Raffles Hotel & Stinking Herne Bay

I went for a cycle ride with MyMateJohn the other day. He needed to visit the town of Herne Bay on the north Kent coast in order to establish a route for a ride that he would be leading in a few weeks time. 

He got lost before he had left the town. 

He had the map and he still got lost. 

I was loathe to help him from my point of ignorance so I just photographed the Victorian stench pipes. 


Aren't they charming? The Victorians always seemed to over-engineer their constructions.
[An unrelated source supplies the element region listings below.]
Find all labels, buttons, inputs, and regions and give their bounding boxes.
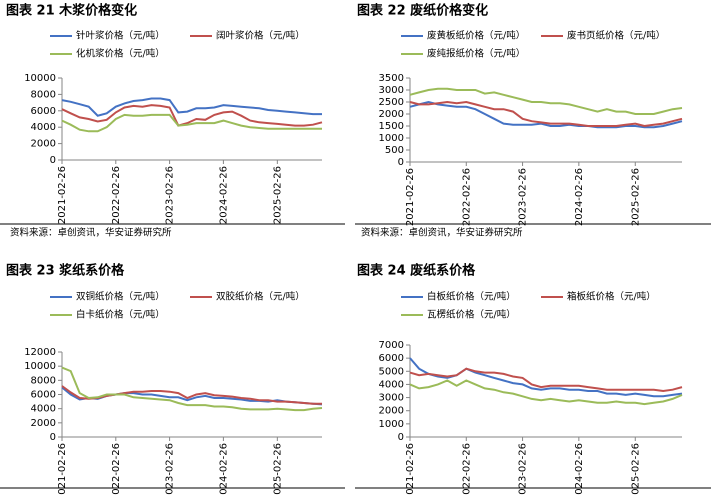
x-tick-label: 2022-02-26 — [111, 166, 122, 224]
legend-label: 箱板纸价格（元/吨） — [567, 291, 656, 303]
y-tick-label: 10000 — [24, 73, 56, 84]
series-line — [61, 104, 323, 127]
x-tick-label: 2025-02-26 — [630, 443, 641, 495]
y-tick-label: 0 — [50, 432, 56, 443]
y-tick-label: 3000 — [379, 85, 404, 96]
x-tick-label: 2023-02-26 — [518, 168, 529, 226]
legend-label: 化机浆价格（元/吨） — [76, 48, 165, 60]
y-tick-label: 4000 — [31, 122, 56, 133]
chart-title: 图表 21 木浆价格变化 — [6, 3, 137, 19]
y-tick-label: 0 — [398, 157, 404, 168]
y-tick-label: 1000 — [379, 419, 404, 430]
x-tick-label: 2025-02-26 — [630, 168, 641, 226]
y-tick-label: 7000 — [379, 340, 404, 351]
y-tick-label: 6000 — [31, 390, 56, 401]
legend-label: 白板纸价格（元/吨） — [427, 291, 516, 303]
series-line — [61, 366, 323, 412]
y-tick-label: 6000 — [379, 353, 404, 364]
x-tick-label: 2024-02-26 — [218, 443, 229, 495]
y-tick-label: 1000 — [379, 133, 404, 144]
y-tick-label: 2500 — [379, 97, 404, 108]
chart-title: 图表 22 废纸价格变化 — [357, 3, 488, 19]
series-line — [409, 367, 683, 393]
x-tick-label: 2024-02-26 — [218, 166, 229, 224]
legend-label: 废纯报纸价格（元/吨） — [427, 48, 525, 60]
series-line — [61, 385, 322, 405]
legend-label: 白卡纸价格（元/吨） — [76, 309, 165, 321]
x-tick-label: 2023-02-26 — [165, 166, 176, 224]
y-tick-label: 5000 — [379, 366, 404, 377]
y-tick-label: 8000 — [31, 89, 56, 100]
x-tick-label: 2023-02-26 — [165, 443, 176, 495]
legend-label: 瓦楞纸价格（元/吨） — [427, 309, 516, 321]
series-line — [409, 100, 683, 129]
x-tick-label: 2025-02-26 — [272, 443, 283, 495]
y-tick-label: 12000 — [24, 347, 56, 358]
legend-label: 废书页纸价格（元/吨） — [567, 30, 665, 42]
y-tick-label: 8000 — [31, 375, 56, 386]
source-note: 资料来源：卓创资讯，华安证券研究所 — [361, 227, 523, 239]
x-tick-label: 2023-02-26 — [518, 443, 529, 495]
y-tick-label: 1500 — [379, 121, 404, 132]
legend-label: 双铜纸价格（元/吨） — [76, 291, 165, 303]
chart-title: 图表 23 浆纸系价格 — [6, 263, 125, 279]
y-tick-label: 2000 — [379, 406, 404, 417]
x-tick-label: 2025-02-26 — [272, 166, 283, 224]
x-tick-label: 2022-02-26 — [461, 168, 472, 226]
legend-label: 废黄板纸价格（元/吨） — [427, 30, 525, 42]
legend-label: 针叶浆价格（元/吨） — [76, 30, 165, 42]
x-tick-label: 2022-02-26 — [461, 443, 472, 495]
y-tick-label: 4000 — [379, 379, 404, 390]
x-tick-label: 2021-02-26 — [405, 443, 416, 495]
x-tick-label: 2024-02-26 — [574, 168, 585, 226]
y-tick-label: 2000 — [31, 139, 56, 150]
x-tick-label: 2021-02-26 — [405, 168, 416, 226]
y-tick-label: 0 — [398, 432, 404, 443]
series-line — [61, 97, 322, 117]
y-tick-label: 3500 — [379, 73, 404, 84]
legend-label: 双胶纸价格（元/吨） — [216, 291, 305, 303]
x-tick-label: 2021-02-26 — [57, 166, 68, 224]
y-tick-label: 2000 — [31, 418, 56, 429]
y-tick-label: 6000 — [31, 106, 56, 117]
x-tick-label: 2024-02-26 — [574, 443, 585, 495]
y-tick-label: 4000 — [31, 404, 56, 415]
chart-title: 图表 24 废纸系价格 — [357, 263, 476, 279]
x-tick-label: 2021-02-26 — [57, 443, 68, 495]
series-line — [409, 87, 683, 115]
y-tick-label: 500 — [385, 145, 404, 156]
y-tick-label: 3000 — [379, 393, 404, 404]
x-tick-label: 2022-02-26 — [111, 443, 122, 495]
source-note: 资料来源：卓创资讯，华安证券研究所 — [10, 227, 172, 239]
series-line — [61, 113, 322, 133]
legend-label: 阔叶浆价格（元/吨） — [216, 30, 305, 42]
y-tick-label: 2000 — [379, 109, 404, 120]
series-line — [409, 100, 683, 128]
series-line — [409, 379, 683, 406]
y-tick-label: 10000 — [24, 361, 56, 372]
y-tick-label: 0 — [50, 155, 56, 166]
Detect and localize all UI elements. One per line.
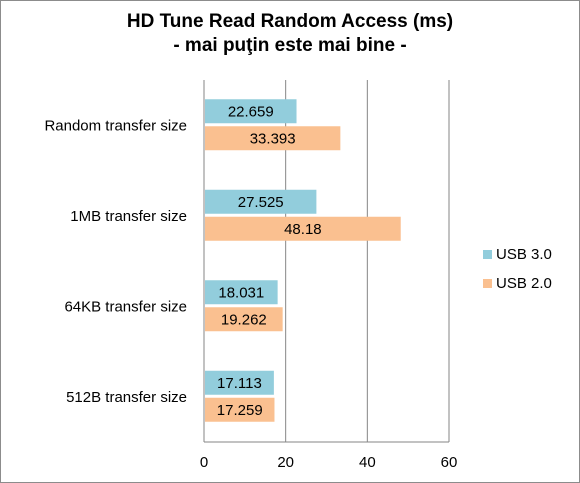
category-label: 1MB transfer size (70, 208, 187, 225)
x-tick-label: 20 (277, 454, 294, 471)
bar (205, 99, 297, 124)
bar (205, 397, 275, 422)
chart-title-block: HD Tune Read Random Access (ms) - mai pu… (0, 10, 580, 58)
data-label: 18.031 (218, 284, 264, 301)
category-label: 512B transfer size (66, 389, 187, 406)
x-tick-label: 0 (200, 454, 208, 471)
bar (205, 307, 283, 332)
data-label: 17.113 (217, 375, 262, 392)
data-label: 33.393 (250, 130, 296, 147)
legend-swatch (483, 250, 492, 259)
bar (205, 280, 278, 305)
bar (205, 126, 341, 151)
x-tick-label: 40 (359, 454, 376, 471)
data-label: 48.18 (284, 221, 322, 238)
data-label: 19.262 (221, 311, 267, 328)
chart-subtitle: - mai puţin este mai bine - (173, 35, 407, 56)
legend-swatch (483, 279, 492, 288)
data-label: 17.259 (217, 402, 263, 419)
bar (205, 189, 317, 214)
data-label: 22.659 (228, 103, 274, 120)
legend-label: USB 3.0 (496, 246, 552, 263)
legend-label: USB 2.0 (496, 275, 552, 292)
category-label: 64KB transfer size (64, 298, 187, 315)
category-label: Random transfer size (44, 117, 187, 134)
bar (205, 370, 274, 395)
chart-title: HD Tune Read Random Access (ms) (126, 11, 454, 32)
bar (205, 216, 401, 241)
x-tick-label: 60 (441, 454, 458, 471)
data-label: 27.525 (238, 194, 284, 211)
Think of the solidity of their houses and compare them with the cardboard rabbit hutches that are built today.  And when they designed something to perform a simple function they just could not resist adding some whimsical decoration.

So what is the function of a stench pipe? It is one big safety valve for the sewer beneath your feet. When the noxious gases build up they are automatically vented through these chimneys, high above your nostrils and the upper floors of the Victorian houses in the street.

Look around you. There will be one near you. It might not be so ornate but it will be there.

These splendid examples in Herne Bay were manufactured by Walter Macfarlane & Co of Glasgow in the late nineteenth century. Macfarlane's foundry was Scotland's largest supplier of ornamental ironwork, famous for its fountains and bandstands. The stench pipes in their catalogue were rather tweely called, 'ventilation pipes'.